Shadow AI occurs when employees deploy AI tools and large language models (LLMs) without security review, compliance checks, or data governance. Unlike traditional shadow IT, shadow AI can process vast amounts of sensitive data in seconds. A single prompt might expose intellectual property, customer information, or confidential strategy to unauthorized systems.
The rise of agentic AI—autonomous AI agents that can take actions independently—takes the risk to a new level, especially when people with no coding skills discover they can use AI to write and deploy those agents.

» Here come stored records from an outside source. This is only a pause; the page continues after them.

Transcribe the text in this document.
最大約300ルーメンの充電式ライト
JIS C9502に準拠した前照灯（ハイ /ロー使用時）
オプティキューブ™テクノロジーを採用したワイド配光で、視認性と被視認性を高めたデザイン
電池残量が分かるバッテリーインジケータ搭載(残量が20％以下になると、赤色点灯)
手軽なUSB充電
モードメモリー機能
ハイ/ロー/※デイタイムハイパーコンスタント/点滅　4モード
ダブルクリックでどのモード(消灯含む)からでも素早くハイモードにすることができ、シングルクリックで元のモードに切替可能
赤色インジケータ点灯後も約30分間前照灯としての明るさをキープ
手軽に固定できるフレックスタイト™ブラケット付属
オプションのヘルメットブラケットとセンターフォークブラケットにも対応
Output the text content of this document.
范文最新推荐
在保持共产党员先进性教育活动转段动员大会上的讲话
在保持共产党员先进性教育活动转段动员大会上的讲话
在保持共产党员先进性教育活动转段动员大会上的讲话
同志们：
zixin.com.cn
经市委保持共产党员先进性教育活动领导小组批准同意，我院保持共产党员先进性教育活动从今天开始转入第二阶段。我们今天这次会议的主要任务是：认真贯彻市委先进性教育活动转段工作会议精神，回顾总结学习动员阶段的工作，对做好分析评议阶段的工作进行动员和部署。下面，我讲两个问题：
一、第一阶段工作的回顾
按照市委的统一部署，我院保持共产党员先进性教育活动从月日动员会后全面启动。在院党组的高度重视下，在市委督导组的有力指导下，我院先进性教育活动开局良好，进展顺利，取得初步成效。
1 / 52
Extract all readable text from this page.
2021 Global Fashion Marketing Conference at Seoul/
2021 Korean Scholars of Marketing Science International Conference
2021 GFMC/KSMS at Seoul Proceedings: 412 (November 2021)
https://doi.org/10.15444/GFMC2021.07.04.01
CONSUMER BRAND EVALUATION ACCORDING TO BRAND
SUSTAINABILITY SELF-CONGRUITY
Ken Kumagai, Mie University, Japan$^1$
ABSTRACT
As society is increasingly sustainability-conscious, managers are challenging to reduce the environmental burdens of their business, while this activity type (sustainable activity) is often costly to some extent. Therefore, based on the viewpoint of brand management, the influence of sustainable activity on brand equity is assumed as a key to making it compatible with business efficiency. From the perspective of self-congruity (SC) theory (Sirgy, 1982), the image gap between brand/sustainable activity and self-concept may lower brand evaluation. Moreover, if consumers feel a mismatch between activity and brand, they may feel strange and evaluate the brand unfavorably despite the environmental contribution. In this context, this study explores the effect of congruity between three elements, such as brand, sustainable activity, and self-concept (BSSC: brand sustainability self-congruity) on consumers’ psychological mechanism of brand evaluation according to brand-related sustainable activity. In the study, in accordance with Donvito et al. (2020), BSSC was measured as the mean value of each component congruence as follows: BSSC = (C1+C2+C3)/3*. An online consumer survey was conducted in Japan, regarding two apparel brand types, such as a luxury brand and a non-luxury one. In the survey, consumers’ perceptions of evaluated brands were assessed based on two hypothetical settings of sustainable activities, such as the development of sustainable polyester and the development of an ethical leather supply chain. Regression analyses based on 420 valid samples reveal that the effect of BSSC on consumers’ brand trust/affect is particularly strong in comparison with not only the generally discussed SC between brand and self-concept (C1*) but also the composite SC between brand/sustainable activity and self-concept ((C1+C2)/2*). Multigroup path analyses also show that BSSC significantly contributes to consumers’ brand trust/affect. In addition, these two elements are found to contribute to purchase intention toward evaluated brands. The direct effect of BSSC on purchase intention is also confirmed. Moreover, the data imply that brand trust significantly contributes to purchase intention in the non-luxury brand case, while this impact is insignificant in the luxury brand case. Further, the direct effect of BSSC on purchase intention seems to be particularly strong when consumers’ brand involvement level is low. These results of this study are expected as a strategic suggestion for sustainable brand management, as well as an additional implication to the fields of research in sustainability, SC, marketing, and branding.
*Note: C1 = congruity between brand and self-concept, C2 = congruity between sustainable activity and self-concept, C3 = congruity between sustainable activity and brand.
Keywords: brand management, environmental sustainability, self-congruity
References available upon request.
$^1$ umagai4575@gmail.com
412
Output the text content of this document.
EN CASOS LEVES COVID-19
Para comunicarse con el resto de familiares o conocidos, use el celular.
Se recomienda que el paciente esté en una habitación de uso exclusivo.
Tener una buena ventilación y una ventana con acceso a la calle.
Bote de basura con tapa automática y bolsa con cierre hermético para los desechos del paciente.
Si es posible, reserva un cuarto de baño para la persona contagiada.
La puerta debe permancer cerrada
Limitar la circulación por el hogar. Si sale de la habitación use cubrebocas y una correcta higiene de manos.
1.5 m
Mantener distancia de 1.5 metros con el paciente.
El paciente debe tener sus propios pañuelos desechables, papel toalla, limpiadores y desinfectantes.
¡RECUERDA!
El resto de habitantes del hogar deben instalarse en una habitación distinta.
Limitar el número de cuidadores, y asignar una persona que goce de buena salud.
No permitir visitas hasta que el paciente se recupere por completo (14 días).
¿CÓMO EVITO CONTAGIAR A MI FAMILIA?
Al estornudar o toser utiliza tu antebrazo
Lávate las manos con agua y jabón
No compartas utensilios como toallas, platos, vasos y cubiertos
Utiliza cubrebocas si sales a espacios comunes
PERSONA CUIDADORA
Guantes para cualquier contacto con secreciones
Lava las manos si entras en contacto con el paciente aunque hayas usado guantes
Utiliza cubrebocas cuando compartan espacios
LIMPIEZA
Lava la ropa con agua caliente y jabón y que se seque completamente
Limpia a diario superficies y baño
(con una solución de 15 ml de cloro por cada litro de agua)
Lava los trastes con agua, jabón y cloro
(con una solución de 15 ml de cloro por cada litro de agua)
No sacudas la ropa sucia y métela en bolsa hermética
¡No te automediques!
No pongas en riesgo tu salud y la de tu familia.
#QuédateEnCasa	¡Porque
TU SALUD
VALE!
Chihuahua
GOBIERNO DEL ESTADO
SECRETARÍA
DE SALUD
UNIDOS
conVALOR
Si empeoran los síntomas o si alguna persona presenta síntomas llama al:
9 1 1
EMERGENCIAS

The risks are significant:
- Data leakage: Sensitive information fed into public LLMs may become training data
- Compliance gaps: GDPR, HIPAA, and other regulations apply to AI deployments
- Inconsistent outputs: Teams getting conflicting AI-generated recommendations
- Agentic unpredictability: Autonomous AI systems acting without human oversight
Solving this with AI risk management isn’t about blocking innovation. It’s creating AI governance frameworks that enable productivity while managing cybersecurity risk.
Key components include:
- Vetted AI tools with proper data controls
- Clear AI security policies
- Training on responsible AI use
- Monitoring AI compliance without stifling teams
Organizations that proactively build AI governance frameworks position themselves to leverage AI’s benefits while managing its risks.